As we approach the micro buses we are immediately offered a ride. We follow the man over to his bus and take a look inside. There are already twelve people packed inside like sardines. We all have a pretty good laugh about it and respectfully decline the ride telling him we will wait for the next. He insist that four more people is no problem at all! We decline again. He then proceeds to tell us who knows when the next bus will be it could be hours. I wonder if he is a part-time comedian because I can clearly see three other buses. Finally after he finds a few more willing people he climbs in the driver’s seat and pulls out towards his destination. He has been gone for all of two seconds when the bus parked in front of his backs up and offers us a ride. Hours he said it could be HOURS! He wasn’t even out of sight and we were already in an empty bus waiting for others to cram into the uncomfortable positions we were offered.

It was about a forty-five minute drive maybe a little longer but there was never a dull moment. It was still drizzling outside but as you know a drizzle while driving constitutes the use of windshield wipers. I’ll explain this man’s windshield wipers. Yes it was a real wiper blade. However this was a special blade. The mechanics had clearly broken and so he had rigged it up himself. So, there is a rubber band attached to the blade which is also attached below the windshield. Also attached to the blade is a piece of string running up to the roof and into the drivers window. Pull the string, release and voilà! The windshield has been wiped! This provided for some entertainment along the way. I couldn’t help but laugh to myself every time he reached his arm upwards for the string.

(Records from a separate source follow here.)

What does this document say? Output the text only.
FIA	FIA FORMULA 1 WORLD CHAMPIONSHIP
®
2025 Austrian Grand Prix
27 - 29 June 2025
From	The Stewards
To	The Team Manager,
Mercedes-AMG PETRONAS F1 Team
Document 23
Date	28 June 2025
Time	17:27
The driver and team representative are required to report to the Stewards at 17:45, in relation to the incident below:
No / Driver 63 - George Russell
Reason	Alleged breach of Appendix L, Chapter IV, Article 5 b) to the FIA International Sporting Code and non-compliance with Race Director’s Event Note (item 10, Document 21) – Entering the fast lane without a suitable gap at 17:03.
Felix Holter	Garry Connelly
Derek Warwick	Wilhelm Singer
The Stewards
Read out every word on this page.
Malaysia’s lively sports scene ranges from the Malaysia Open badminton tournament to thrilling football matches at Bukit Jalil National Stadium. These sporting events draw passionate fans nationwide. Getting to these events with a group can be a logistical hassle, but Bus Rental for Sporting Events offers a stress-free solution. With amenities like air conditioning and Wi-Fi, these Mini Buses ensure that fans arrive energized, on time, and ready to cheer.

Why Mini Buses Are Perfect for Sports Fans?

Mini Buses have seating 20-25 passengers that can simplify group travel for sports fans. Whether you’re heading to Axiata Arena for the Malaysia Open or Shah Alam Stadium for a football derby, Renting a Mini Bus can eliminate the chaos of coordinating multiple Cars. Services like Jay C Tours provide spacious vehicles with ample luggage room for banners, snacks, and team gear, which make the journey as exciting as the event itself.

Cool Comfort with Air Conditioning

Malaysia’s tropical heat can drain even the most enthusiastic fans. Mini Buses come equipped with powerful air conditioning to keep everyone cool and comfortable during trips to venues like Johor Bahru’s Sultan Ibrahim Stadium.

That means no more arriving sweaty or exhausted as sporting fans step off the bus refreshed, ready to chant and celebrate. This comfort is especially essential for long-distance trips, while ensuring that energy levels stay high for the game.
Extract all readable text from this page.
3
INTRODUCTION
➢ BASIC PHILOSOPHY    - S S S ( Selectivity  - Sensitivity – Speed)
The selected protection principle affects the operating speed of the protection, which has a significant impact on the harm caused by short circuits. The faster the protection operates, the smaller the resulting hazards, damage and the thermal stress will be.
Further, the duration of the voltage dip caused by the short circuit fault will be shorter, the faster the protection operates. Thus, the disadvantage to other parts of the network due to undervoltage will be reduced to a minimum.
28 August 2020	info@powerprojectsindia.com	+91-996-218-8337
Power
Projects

Every time the bus slowed down to let people off I wondered if it was our stop. When it was finally our stop I was a little leery to get out. Our drop off point was essentially on the side of the highway with no clear signs pointing anywhere. Had it been another road I might not have been so worried. I did forget to mention that this is the most dangerous stretch of road in Guatemala. There are numerous robberies and just a few weeks prior there had been a hold up of a tour bus. The tour bus passed a police check point and then a few miles up the road they were robbed of all their belongings.

 

A straight and paved road quite the treat!

A straight and paved road quite the treat!